Comparing different works in Sociology

Comparing different works in Sociology

Question One:
Martin Luther King junior examines some principles of nonviolence. He holds that nonviolence is a way of life for individuals who are courageous. In other words, nonviolence is assertive mentally, emotionally, and spiritually and is active resistance to evil. It seeks to win understanding and friendship, and its result is reconciliation and redemption. Its purpose is the formation of the beloved society. Nonviolence is focused on defeating injustice rather than people. According to Luther, nonviolence maintains that suffering can transform and educate. This is because it voluntarily accepts the implications of his acts without retaliation and converts the enemy when reasons have failed. It chooses love rather than hate as it resists violence of the body and spirit. Nonviolent love does not sink to the hater’s level and is active and also acknowledges that life is interrelated. For this reason, it is focused on restoring society and resisting injustice. Nonviolence upholds that the world is on the justice side, and justice will win eventually. On the other hand, Frantz Fanon talks about decolonization. He holds that it is a psycho-social and historical process. He holds that violent is vital if the existing social order is to be inverted. While Luther advocates for nonviolence, Fanon says it is necessary in a society.
Question Two:
Mills is responsible for coining the sociological imagination as a concept in sociology.
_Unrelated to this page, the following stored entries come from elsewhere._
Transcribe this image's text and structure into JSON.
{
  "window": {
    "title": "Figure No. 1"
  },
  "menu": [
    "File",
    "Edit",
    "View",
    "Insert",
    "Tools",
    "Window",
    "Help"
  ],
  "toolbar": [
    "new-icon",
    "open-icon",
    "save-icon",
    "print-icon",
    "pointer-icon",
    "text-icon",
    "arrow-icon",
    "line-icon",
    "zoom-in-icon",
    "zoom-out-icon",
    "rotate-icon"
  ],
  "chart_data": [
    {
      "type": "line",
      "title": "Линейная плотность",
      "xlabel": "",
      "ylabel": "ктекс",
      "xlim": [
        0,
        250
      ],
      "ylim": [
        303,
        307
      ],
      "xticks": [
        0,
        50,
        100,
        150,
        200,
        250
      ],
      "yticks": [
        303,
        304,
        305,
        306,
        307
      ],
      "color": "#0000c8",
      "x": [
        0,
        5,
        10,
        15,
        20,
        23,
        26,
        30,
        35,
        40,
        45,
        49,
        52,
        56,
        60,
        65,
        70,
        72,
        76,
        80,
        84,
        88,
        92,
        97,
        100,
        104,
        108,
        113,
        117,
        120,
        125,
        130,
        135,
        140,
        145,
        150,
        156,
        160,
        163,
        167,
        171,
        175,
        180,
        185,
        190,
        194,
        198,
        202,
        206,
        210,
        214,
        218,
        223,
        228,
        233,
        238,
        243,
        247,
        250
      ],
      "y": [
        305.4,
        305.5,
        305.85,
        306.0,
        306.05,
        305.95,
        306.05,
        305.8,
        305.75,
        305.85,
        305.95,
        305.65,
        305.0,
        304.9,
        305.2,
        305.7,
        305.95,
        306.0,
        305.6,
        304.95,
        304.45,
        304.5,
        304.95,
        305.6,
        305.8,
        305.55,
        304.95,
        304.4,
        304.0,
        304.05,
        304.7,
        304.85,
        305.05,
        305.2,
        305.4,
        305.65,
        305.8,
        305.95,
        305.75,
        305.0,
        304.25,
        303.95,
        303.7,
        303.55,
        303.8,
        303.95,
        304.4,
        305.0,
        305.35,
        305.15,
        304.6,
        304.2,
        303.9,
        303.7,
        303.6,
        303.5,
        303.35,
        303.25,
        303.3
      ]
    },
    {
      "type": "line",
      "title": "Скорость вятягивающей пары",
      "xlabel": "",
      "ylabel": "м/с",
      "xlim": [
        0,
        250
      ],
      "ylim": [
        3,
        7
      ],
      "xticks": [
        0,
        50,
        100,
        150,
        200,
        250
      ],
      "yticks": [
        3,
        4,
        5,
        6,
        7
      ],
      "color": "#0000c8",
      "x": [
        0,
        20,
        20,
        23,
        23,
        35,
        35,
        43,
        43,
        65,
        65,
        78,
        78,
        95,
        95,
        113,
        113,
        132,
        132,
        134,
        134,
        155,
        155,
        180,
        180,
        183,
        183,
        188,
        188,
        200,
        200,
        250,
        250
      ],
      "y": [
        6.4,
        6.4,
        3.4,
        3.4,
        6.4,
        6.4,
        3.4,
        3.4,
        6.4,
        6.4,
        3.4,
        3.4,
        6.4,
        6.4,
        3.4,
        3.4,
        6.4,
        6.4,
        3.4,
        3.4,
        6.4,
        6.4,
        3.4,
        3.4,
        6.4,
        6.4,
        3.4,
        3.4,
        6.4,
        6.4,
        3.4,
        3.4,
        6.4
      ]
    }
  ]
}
This phrase is applied throughout sociological studies in the present. The concept refers to the aspect of being capable of thinking beyond oneself to look at things anew. In other words, it refers to the awareness of the association between the larger society and experience. It is the capability of seeing things socially, as well as, how these things interact and influence each other. To have a sociological imagination means being able to draw away from the condition and thinking from an alternative standpoint. Betty Friedan, on the other hand, analyzes the issue of “The problem that has no name”. She offers some solutions related to this. For instance, she advocates for people to revive the image of the independent career woman that was destroyed by the promotion of the notion that girls should have a husband as a priority before other goals. Her vision for a productive society would allow both women and men to be learned and use their talents. According to her depression and suicide are some of the consequences of the problem that has no name.
Question Five:
Havel discusses the idea of ‘The end of the modern era’. He holds that communism was the vicious extreme of this trend. It was an attempt of organizing life based on a single proposition. The world is impartially predictable. This notion according to Havel has come to a final crisis. In fact, the era has formed the first international civilization. In this case, individuals should seek better and new ways of managing economy, society, and the world. People should also change their behavior and attitude towards the globe as their responsibility may result in an effective system, in society. Slavoj Zizek talks of ‘cynicism as a form of ideology’. He holds that it recognizes the specific interest of ideological universality, as well as, the distance between reality and ideological mask. In fact, it has reasons aimed at retaining this mask.